Ekskresi amonia yang dinyatakan dalam satuan mg/g bobot tubuh/jam merupakan indikator banyaknya limbah metabolisme makanan berupa amonia yang dibuang tubuh ikan ke lingkungan medianya. Semakin tinggi limbahnya, akan semakin berbahaya bagi biota budidaya. Pada hasil penelitian yang disajikan pada Tabel 4 menunjukkan bahwa nilai ekskresi amonia berkisar antara 0,0173 ± 0,0005 mg/g bobot tubuh/jam (perlakuan E) hingga 0,0179 ± 0,0008 mg/g bobot

tubuh/jam (perlakuan B dan C).
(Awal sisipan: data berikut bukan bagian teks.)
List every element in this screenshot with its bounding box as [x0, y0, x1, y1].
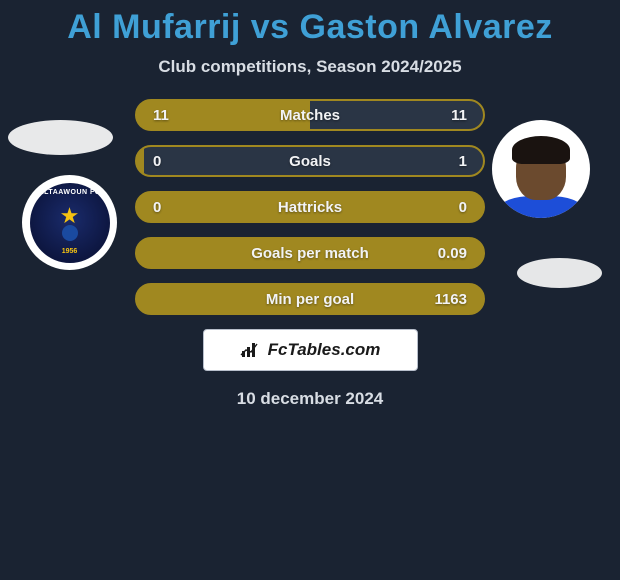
stat-row-matches: 11 Matches 11: [135, 99, 485, 131]
club-right-placeholder: [517, 258, 602, 288]
stat-right-value: 0: [427, 199, 467, 216]
stat-left-value: 0: [153, 199, 193, 216]
club-badge-inner: ALTAAWOUN FC ★ 1956: [30, 183, 110, 263]
bar-chart-icon: [240, 341, 262, 359]
player-head: [516, 142, 566, 200]
page-title: Al Mufarrij vs Gaston Alvarez: [0, 8, 620, 47]
stats-list: 11 Matches 11 0 Goals 1 0 Hattricks 0 Go…: [135, 99, 485, 315]
stat-row-goals-per-match: Goals per match 0.09: [135, 237, 485, 269]
player-left-placeholder: [8, 120, 113, 155]
brand-badge: FcTables.com: [203, 329, 418, 371]
stat-right-value: 0.09: [427, 245, 467, 262]
stat-row-hattricks: 0 Hattricks 0: [135, 191, 485, 223]
comparison-card: Al Mufarrij vs Gaston Alvarez Club compe…: [0, 0, 620, 409]
subtitle: Club competitions, Season 2024/2025: [0, 57, 620, 77]
ball-icon: [62, 225, 78, 241]
stat-left-value: 11: [153, 107, 193, 124]
stat-left-value: 0: [153, 153, 193, 170]
club-badge-left: ALTAAWOUN FC ★ 1956: [22, 175, 117, 270]
player-right-photo: [492, 120, 590, 218]
star-icon: ★: [60, 205, 80, 227]
brand-text: FcTables.com: [268, 340, 381, 360]
player-hair: [512, 136, 570, 164]
club-badge-year: 1956: [30, 248, 110, 255]
stat-right-value: 1163: [427, 291, 467, 308]
stat-row-goals: 0 Goals 1: [135, 145, 485, 177]
club-badge-name: ALTAAWOUN FC: [30, 189, 110, 196]
stat-row-min-per-goal: Min per goal 1163: [135, 283, 485, 315]
stat-right-value: 11: [427, 107, 467, 124]
date-line: 10 december 2024: [0, 389, 620, 409]
stat-right-value: 1: [427, 153, 467, 170]
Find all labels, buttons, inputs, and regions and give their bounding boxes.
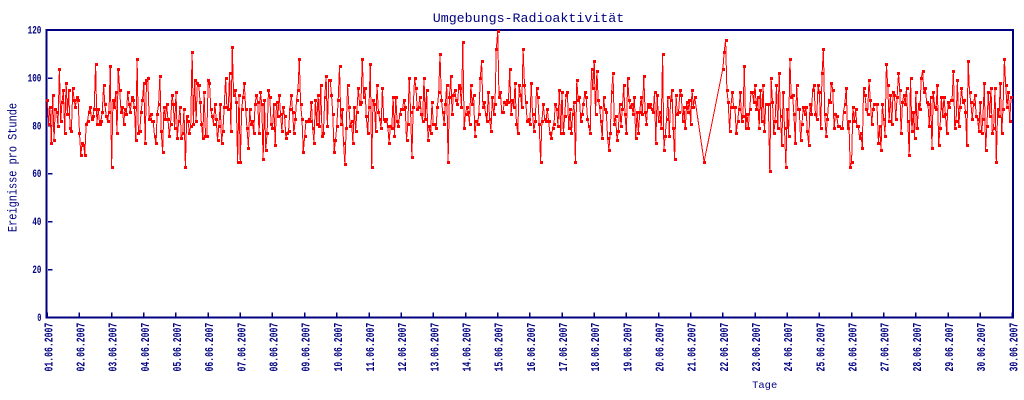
svg-text:10.06.2007: 10.06.2007 [332, 323, 346, 372]
svg-text:23.06.2007: 23.06.2007 [750, 323, 764, 372]
svg-text:30.06.2007: 30.06.2007 [975, 323, 989, 372]
svg-text:80: 80 [32, 121, 41, 133]
svg-text:16.06.2007: 16.06.2007 [525, 323, 539, 372]
svg-text:Tage: Tage [752, 380, 777, 392]
svg-text:25.06.2007: 25.06.2007 [814, 323, 828, 372]
svg-text:0: 0 [37, 313, 41, 325]
svg-text:26.06.2007: 26.06.2007 [847, 323, 861, 372]
svg-text:15.06.2007: 15.06.2007 [493, 323, 507, 372]
svg-text:24.06.2007: 24.06.2007 [782, 323, 796, 372]
svg-text:17.06.2007: 17.06.2007 [557, 323, 571, 372]
svg-text:19.06.2007: 19.06.2007 [621, 323, 635, 372]
svg-text:13.06.2007: 13.06.2007 [428, 323, 442, 372]
svg-text:120: 120 [28, 26, 42, 38]
svg-text:40: 40 [32, 217, 41, 229]
svg-text:12.06.2007: 12.06.2007 [396, 323, 410, 372]
svg-text:29.06.2007: 29.06.2007 [943, 323, 957, 372]
svg-text:03.06.2007: 03.06.2007 [107, 323, 121, 372]
svg-text:100: 100 [28, 74, 42, 86]
svg-text:04.06.2007: 04.06.2007 [139, 323, 153, 372]
svg-text:02.06.2007: 02.06.2007 [75, 323, 89, 372]
svg-text:22.06.2007: 22.06.2007 [718, 323, 732, 372]
svg-text:05.06.2007: 05.06.2007 [171, 323, 185, 372]
svg-text:Umgebungs-Radioaktivität: Umgebungs-Radioaktivität [433, 11, 625, 26]
svg-text:01.06.2007: 01.06.2007 [42, 323, 56, 372]
svg-text:28.06.2007: 28.06.2007 [911, 323, 925, 372]
svg-text:30.06.2007: 30.06.2007 [1007, 323, 1021, 372]
svg-text:21.06.2007: 21.06.2007 [686, 323, 700, 372]
svg-text:Ereignisse pro Stunde: Ereignisse pro Stunde [6, 103, 21, 232]
svg-text:14.06.2007: 14.06.2007 [461, 323, 475, 372]
svg-text:11.06.2007: 11.06.2007 [364, 323, 378, 372]
svg-text:18.06.2007: 18.06.2007 [589, 323, 603, 372]
svg-text:06.06.2007: 06.06.2007 [203, 323, 217, 372]
svg-text:60: 60 [32, 169, 41, 181]
svg-text:20.06.2007: 20.06.2007 [654, 323, 668, 372]
svg-text:20: 20 [32, 265, 41, 277]
svg-text:09.06.2007: 09.06.2007 [300, 323, 314, 372]
svg-text:07.06.2007: 07.06.2007 [235, 323, 249, 372]
svg-text:08.06.2007: 08.06.2007 [268, 323, 282, 372]
svg-text:27.06.2007: 27.06.2007 [879, 323, 893, 372]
Namun secara statistika, respon parameter ekskresi ammonia terhadap perlakuan yang diberikan tidak menunjukkan pengaruh yang nyata (P>0,05).

Adapun hasil pengujian kadar gula dalam pakan uji (Tabel 5), menunjukkan bahwa pakan yang diberi perlakuan 0,1% enzim manannase (perlakuan A) memiliki persentase mannosa dan gula total pakan tertinggi yaitu masing – masing 9,05% dan 18,91%. Kadar gula ini jauh berbeda jika dibandingkan dengan persentase kadar gula pakan terendah yang ditunjukkan oleh perlakuan tanpa penambahan enzim (pakan E) yaitu sebesar 1,70% mannosa dan 7,43% gula total. Pada data ini, semakin tinggi rasio kombinasi mannanase terhadap selulase, semakin tinggi pula kandungan gula di dalam pakan.